Thursday 3 November 2011

The element of What doctors are for

They say you learn something everyday. They say a lot of things. But in this instance, they are right. Today I learnt that potentially in my lifetime there will be no more Helium on Earth. The human race will have wiped out an entire element. We have allowed it dissipate almost entirely unchecked in balloons that say "Happy 50th!" and what reserves we have are being sold off by the Americans (the primary source for the world's helium) who privatised Helium in the 1990's and are selling off their strategic reserves of the inert gas massively cheaply outside the Free Market.

A professor called Richardson has looked around and stated that Helium will no longer exist in 20-30 years time.

Children will never know it was ever on the periodic table. And they will grow up to be scientists - who also will not know that Helium was on the periodic table! What sort of madness is that? That I will know about Helium but scientists won't?

What about that bloke who could sing all the periodically ordered elements really fast? That's his party piece busted. It'll be more like a Proclaimers song in the future: "Bathgate No More, Helium No More, Lochaber No More".

That an element can simply disappear is mind positively blowing. It ranks, in my opinion, between finally laying waste to the rain forests and the impossibility to make gold. You know, it's like when the Panda goes extinct we might get lucky, find one preserved in amber and bring them back for them to take furious vengeance on us at the Rain Forest end of the scale and, although I realise that Helium is an element, it just feels like we should be able to make some more Helium easier than making gold, so it is just not quite at the, other, Gold Making end of the scale.

The thing is, Helium is hugely important in lots of things. It is a coolant for superconductors, medical equipment and solar telescopes. It could be the clean energy source that would revolutionise the planet's environmental issues. Frankly, we could be doing with loads of it.

Next time you go past a Clinton's you are perfectly within your rights as a Planeteer to rush in, spit at the teenage shop assistant, punch one of their inflated foil helium wasters and shout: "You solar telescope murderers!", I would have thought.
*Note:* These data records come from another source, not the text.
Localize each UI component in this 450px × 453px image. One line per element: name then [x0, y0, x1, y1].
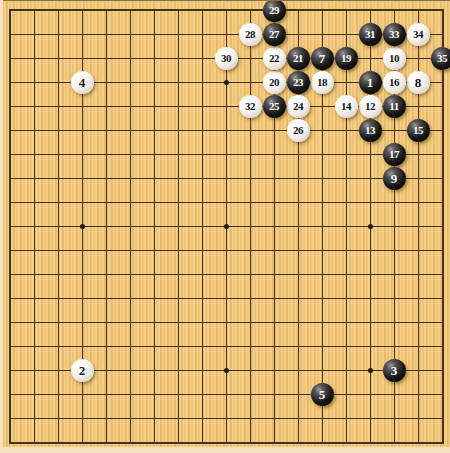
move-number: 8	[415, 76, 422, 89]
stone-black-25[interactable]: 25	[263, 95, 286, 118]
stone-white-26[interactable]: 26	[287, 119, 310, 142]
move-number: 16	[389, 77, 399, 88]
move-number: 23	[293, 77, 303, 88]
stone-white-2[interactable]: 2	[71, 359, 94, 382]
stone-black-11[interactable]: 11	[383, 95, 406, 118]
stone-white-28[interactable]: 28	[239, 23, 262, 46]
move-number: 17	[389, 149, 399, 160]
stone-white-20[interactable]: 20	[263, 71, 286, 94]
move-number: 9	[391, 172, 398, 185]
stone-black-5[interactable]: 5	[311, 383, 334, 406]
move-number: 11	[389, 101, 398, 112]
stone-black-27[interactable]: 27	[263, 23, 286, 46]
move-number: 28	[245, 29, 255, 40]
move-number: 4	[79, 76, 86, 89]
stone-black-19[interactable]: 19	[335, 47, 358, 70]
move-number: 24	[293, 101, 303, 112]
move-number: 35	[437, 53, 447, 64]
stone-white-30[interactable]: 30	[215, 47, 238, 70]
stone-black-29[interactable]: 29	[263, 0, 286, 22]
move-number: 25	[269, 101, 279, 112]
stone-black-1[interactable]: 1	[359, 71, 382, 94]
stone-black-23[interactable]: 23	[287, 71, 310, 94]
move-number: 26	[293, 125, 303, 136]
stone-white-14[interactable]: 14	[335, 95, 358, 118]
move-number: 31	[365, 29, 375, 40]
stone-black-9[interactable]: 9	[383, 167, 406, 190]
stone-black-21[interactable]: 21	[287, 47, 310, 70]
stone-black-35[interactable]: 35	[431, 47, 450, 70]
stone-white-24[interactable]: 24	[287, 95, 310, 118]
move-number: 27	[269, 29, 279, 40]
star-point	[368, 368, 373, 373]
move-number: 20	[269, 77, 279, 88]
move-number: 34	[413, 29, 423, 40]
stone-white-10[interactable]: 10	[383, 47, 406, 70]
left-edge-strip	[0, 0, 3, 453]
stone-white-12[interactable]: 12	[359, 95, 382, 118]
move-number: 21	[293, 53, 303, 64]
stone-white-34[interactable]: 34	[407, 23, 430, 46]
star-point	[224, 80, 229, 85]
star-point	[368, 224, 373, 229]
move-number: 30	[221, 53, 231, 64]
star-point	[224, 224, 229, 229]
stone-white-18[interactable]: 18	[311, 71, 334, 94]
move-number: 7	[319, 52, 326, 65]
stone-white-32[interactable]: 32	[239, 95, 262, 118]
stone-black-31[interactable]: 31	[359, 23, 382, 46]
move-number: 18	[317, 77, 327, 88]
move-number: 22	[269, 53, 279, 64]
move-number: 13	[365, 125, 375, 136]
move-number: 5	[319, 388, 326, 401]
stone-black-3[interactable]: 3	[383, 359, 406, 382]
move-number: 2	[79, 364, 86, 377]
move-number: 14	[341, 101, 351, 112]
move-number: 19	[341, 53, 351, 64]
move-number: 3	[391, 364, 398, 377]
bottom-edge-strip	[0, 447, 450, 453]
stone-white-4[interactable]: 4	[71, 71, 94, 94]
stone-white-22[interactable]: 22	[263, 47, 286, 70]
goban[interactable]: 1234578910111213141516171819202122232425…	[0, 0, 450, 453]
move-number: 12	[365, 101, 375, 112]
star-point	[80, 224, 85, 229]
stone-white-16[interactable]: 16	[383, 71, 406, 94]
stone-black-15[interactable]: 15	[407, 119, 430, 142]
move-number: 33	[389, 29, 399, 40]
top-border	[0, 0, 450, 1]
stone-black-33[interactable]: 33	[383, 23, 406, 46]
move-number: 29	[269, 5, 279, 16]
move-number: 1	[367, 76, 374, 89]
stone-black-7[interactable]: 7	[311, 47, 334, 70]
move-number: 15	[413, 125, 423, 136]
move-number: 10	[389, 53, 399, 64]
stone-black-13[interactable]: 13	[359, 119, 382, 142]
move-number: 32	[245, 101, 255, 112]
go-diagram-screen: 1234578910111213141516171819202122232425…	[0, 0, 450, 453]
stone-white-8[interactable]: 8	[407, 71, 430, 94]
star-point	[224, 368, 229, 373]
stone-black-17[interactable]: 17	[383, 143, 406, 166]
No one would judge you for it.

Happily it appears these greeting card dwelling shops may yet be hoisted by their own petard. As Helium becomes more rare, the price is going to increase. Soon only the very rich will want their precious floating gold.

If you are clever, like me, you should buy your own underground helium containment lab and place one of the Helium canisters you can get for 30 balloons from ASDA in it. That baby will start paying for itself, and your pension, in 50 years. You could even have a foil balloon inflated to commemorate the anniversary.

All is not over, however. Scientists have been working on a solution. Masses of Helium has been discovered on the moon. We can mine the Helium there and bring it back in canisters or pods or whatever the space word for jars is.

Of course! The moon! Like most of science, it is all so simple when the answer is found. The moon is obviously full of Helium - that's how it stays up in the sky.